Dan ternyata aktor-aktor
berdasi kita yang berlagak di gedung MPR dan DPR belumlah sepenuhnya memilki
jiwa hikmat dan bijaksana serta mengedepankan permusyawaratan dan kerakyatan.
Hal ini dapat kita lihat pada setiap kebijakan-kebijakan yang mereka lahirkan,
lebih banyak yang tidak berkeadilan dan pro terhadap rakyat akan tetapi lebih
pro kepada kaum kapitalis. Selain itu korupsi dan praktek suap masih saja
dilestarikan di gedung-gedung kerakyatan.
Kegagalan sila
keempat dalam memproduksi Sila Kelima mengharuskan kita membuat satu langkah
lagi kebelakang, ke semesta yang menaungi sila keempat dan kelima. Kita dapat
mendiagnosa sila ketiga sebagai sebab kegagalan ini. “Persatuan Indonesia”
perlu kita inderai kembali, kita teropong dalam kehidupan sosial politik kita.
Menghitung eksistensinya dalam dialektika sosial politik yang sporadis, serta
mengkalkulasikannya dalam kesadaran diri tiap kita atas realitas Kebhinekaan
yang ber-Ika dalam NKRI.
Kebhinekaan
kita dalam ranah sosial (SARA) serta Politik (parpol) sudahkan ber-Ika dalam
Majelis Permusyawaratan dan Dewan Perwakilan? Ataukah justru masih sporadis?

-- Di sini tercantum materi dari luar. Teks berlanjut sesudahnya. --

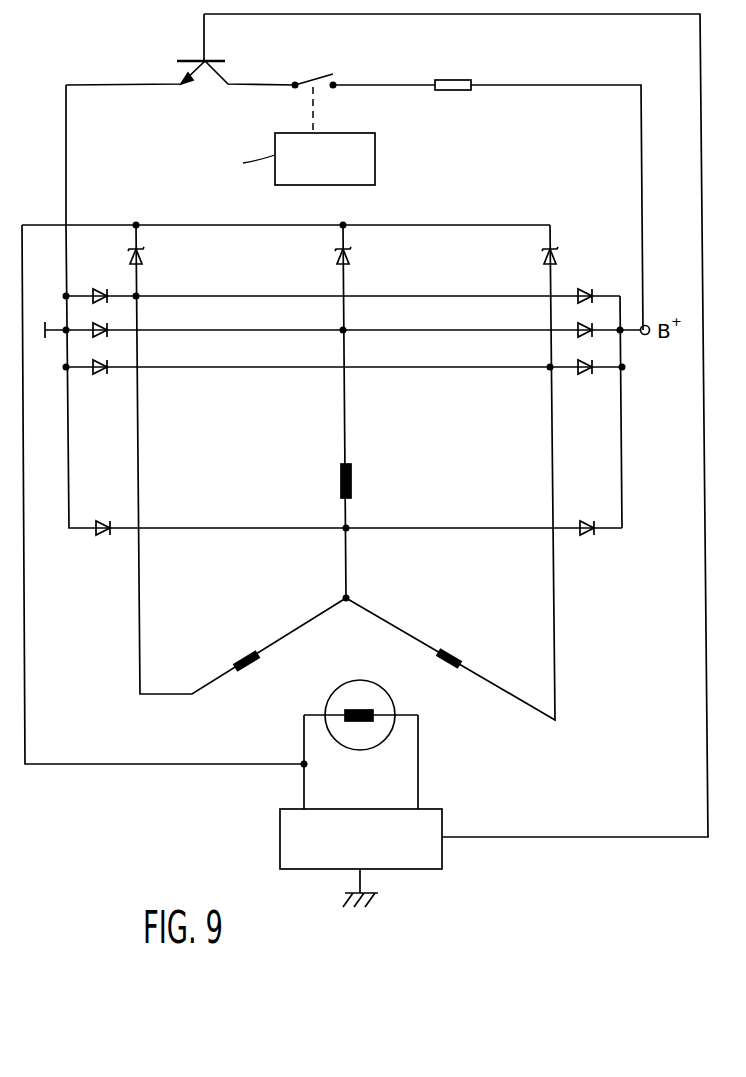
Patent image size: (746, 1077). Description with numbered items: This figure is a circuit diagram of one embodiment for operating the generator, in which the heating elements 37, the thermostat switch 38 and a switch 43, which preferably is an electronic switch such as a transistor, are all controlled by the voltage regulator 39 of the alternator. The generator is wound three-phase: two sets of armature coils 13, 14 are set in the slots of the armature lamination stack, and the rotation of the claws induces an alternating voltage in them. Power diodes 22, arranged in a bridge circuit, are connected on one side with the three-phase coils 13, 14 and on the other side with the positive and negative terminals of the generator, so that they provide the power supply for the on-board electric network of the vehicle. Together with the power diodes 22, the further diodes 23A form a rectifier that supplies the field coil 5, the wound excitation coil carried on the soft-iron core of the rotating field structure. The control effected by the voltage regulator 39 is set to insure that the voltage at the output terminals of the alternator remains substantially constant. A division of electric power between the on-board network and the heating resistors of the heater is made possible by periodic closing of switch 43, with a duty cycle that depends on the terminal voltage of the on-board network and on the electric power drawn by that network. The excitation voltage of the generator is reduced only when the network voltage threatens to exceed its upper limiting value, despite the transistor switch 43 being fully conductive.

The switch 43 is at (203, 61).
The thermostat switch 38 is at (375, 162).
The heating elements 37 is at (460, 91).
The diodes 23A is at (141, 249).
The power diodes 22 is at (95, 292).
The armature coils 13 is at (352, 559).
The armature coils 14 is at (360, 458).
The field coil 5 is at (370, 750).
The voltage regulator 39 is at (421, 868).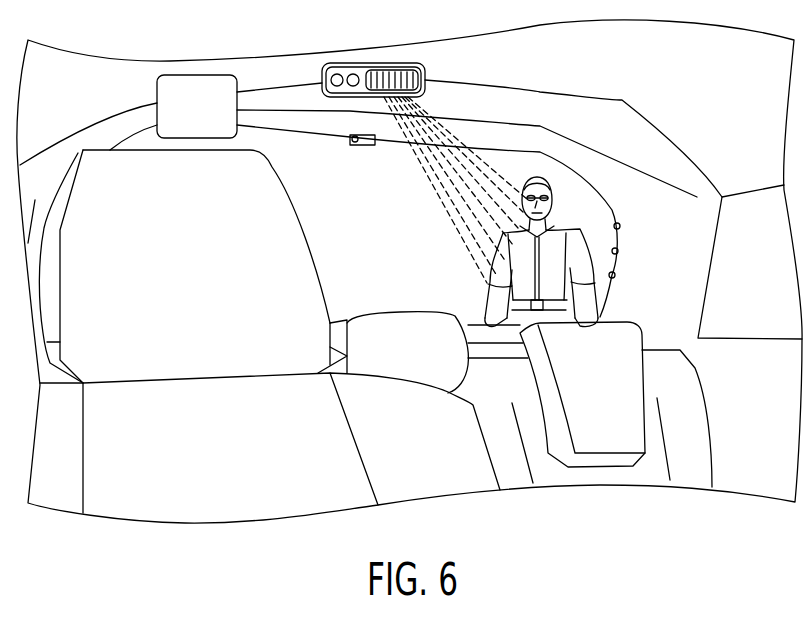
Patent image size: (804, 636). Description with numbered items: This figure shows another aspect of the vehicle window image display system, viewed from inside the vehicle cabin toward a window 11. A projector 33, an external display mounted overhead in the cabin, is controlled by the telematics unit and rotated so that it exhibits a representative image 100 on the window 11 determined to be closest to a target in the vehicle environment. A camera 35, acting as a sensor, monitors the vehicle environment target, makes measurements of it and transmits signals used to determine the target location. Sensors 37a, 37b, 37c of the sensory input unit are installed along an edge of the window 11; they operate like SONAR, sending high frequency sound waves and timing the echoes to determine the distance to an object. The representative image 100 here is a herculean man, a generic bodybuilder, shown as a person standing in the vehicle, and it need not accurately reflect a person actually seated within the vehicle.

The window 11 is at (308, 142).
The projector 33 is at (425, 70).
The camera 35 is at (363, 145).
The representative image 100 is at (558, 232).
The first ultrasonic sensor 37a is at (620, 224).
The second ultrasonic sensor 37b is at (618, 250).
The third ultrasonic sensor 37c is at (615, 276).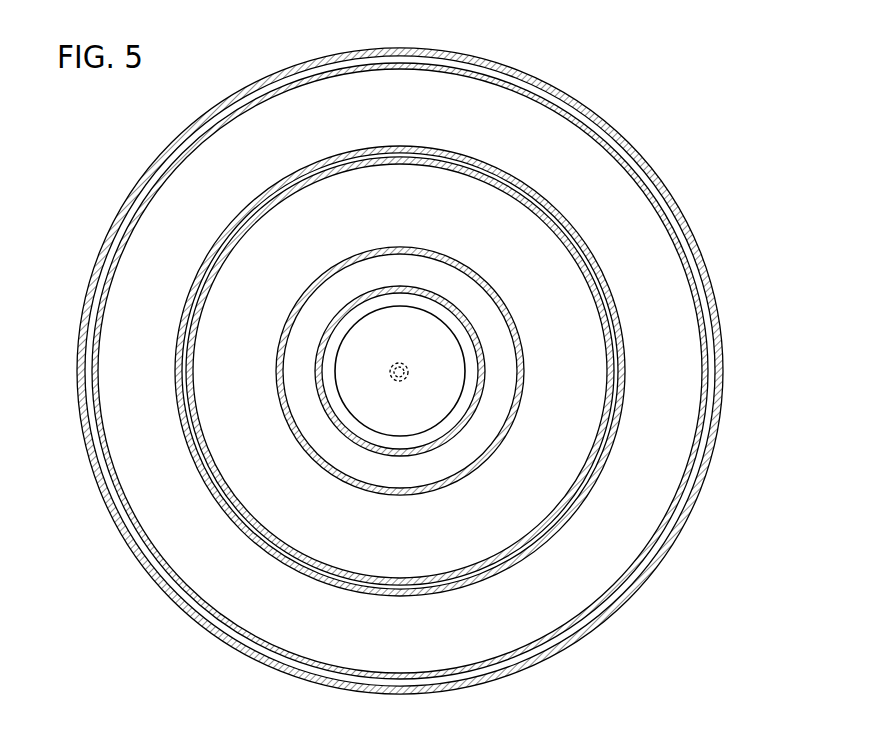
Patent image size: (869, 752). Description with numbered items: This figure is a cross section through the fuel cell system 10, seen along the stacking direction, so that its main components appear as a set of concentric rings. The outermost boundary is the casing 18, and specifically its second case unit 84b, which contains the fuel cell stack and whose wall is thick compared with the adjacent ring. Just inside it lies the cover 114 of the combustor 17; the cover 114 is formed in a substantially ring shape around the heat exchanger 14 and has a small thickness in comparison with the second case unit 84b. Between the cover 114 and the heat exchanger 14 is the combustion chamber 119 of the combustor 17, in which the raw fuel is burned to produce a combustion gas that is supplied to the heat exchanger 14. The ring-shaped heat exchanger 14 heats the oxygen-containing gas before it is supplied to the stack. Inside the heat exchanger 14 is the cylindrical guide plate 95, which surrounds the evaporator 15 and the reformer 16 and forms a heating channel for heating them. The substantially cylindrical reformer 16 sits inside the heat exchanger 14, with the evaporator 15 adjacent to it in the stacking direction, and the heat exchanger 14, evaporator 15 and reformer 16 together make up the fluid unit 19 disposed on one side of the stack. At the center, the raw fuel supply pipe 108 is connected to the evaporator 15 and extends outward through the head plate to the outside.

Hanya ber-Ika dalam persamaan, belum sampai pada ber-Ika dalam perbedaan. Pertempuran
dan tarik ulur kepentingan baik fraksi maupun partai dalam sidang-sidang
Kerakyatan hingga melahirkan kebijakan-kebijakan politis (bukan kebaikan) yang
menguntungkan sekelompok orang/golongan tertentu saja. Serta adanya
kubu-kubu/fraksi-fraksi di dalam rumah kerakyatan menunjukan bahwa aktor-aktor
di gedung-gedung kerakyatan masihlah belum bersatu memikirkan nasib rakyat.
Kalau ini yang
terjadi maka mau tidak mau kita harus menengok keluarga dan dunia pendidikan
sebagai laboraturium pengolah kecerdasan dan sikap anak bangsa pada semesta
sebelum sila ketiga. Sudahkah keluarga sebagai madrasah pertama dan dunia
pendidikan kita mengajari anak bangsa kita untuk memiliki nilai “Kemanusiaan yang
adil dan beradab, sebagai Sila Kedua Pancasila?” Adil (menempatkan sesuatu
berdasarkan kualitas/porsi) dalam pola pikir dan pola laku sehingga melahirkan
sikap yang beradab. Yang pada gilirannya, nilai-nilai kemanusiaan dan
keberadaban tersebut melahirkan jiwa-jiwa yang saling menghormati dan
menghargai dalam perbedaan. Sehingga mereka mampu bersatu dalam perbedaan
tersebut dengan mengeliminir ke-egoan.
Jika kedua
laboratorium ini (keluarga dan dunia pendidikan) belum bisa menghasilkan
bibit-bibit unggul yang manusiawi, adil dan beradab maka terpaksa kita kembali
ke hulu. Melihat mata air sumber segala kehidupan, “Ketuhanan yang Maha Esa.”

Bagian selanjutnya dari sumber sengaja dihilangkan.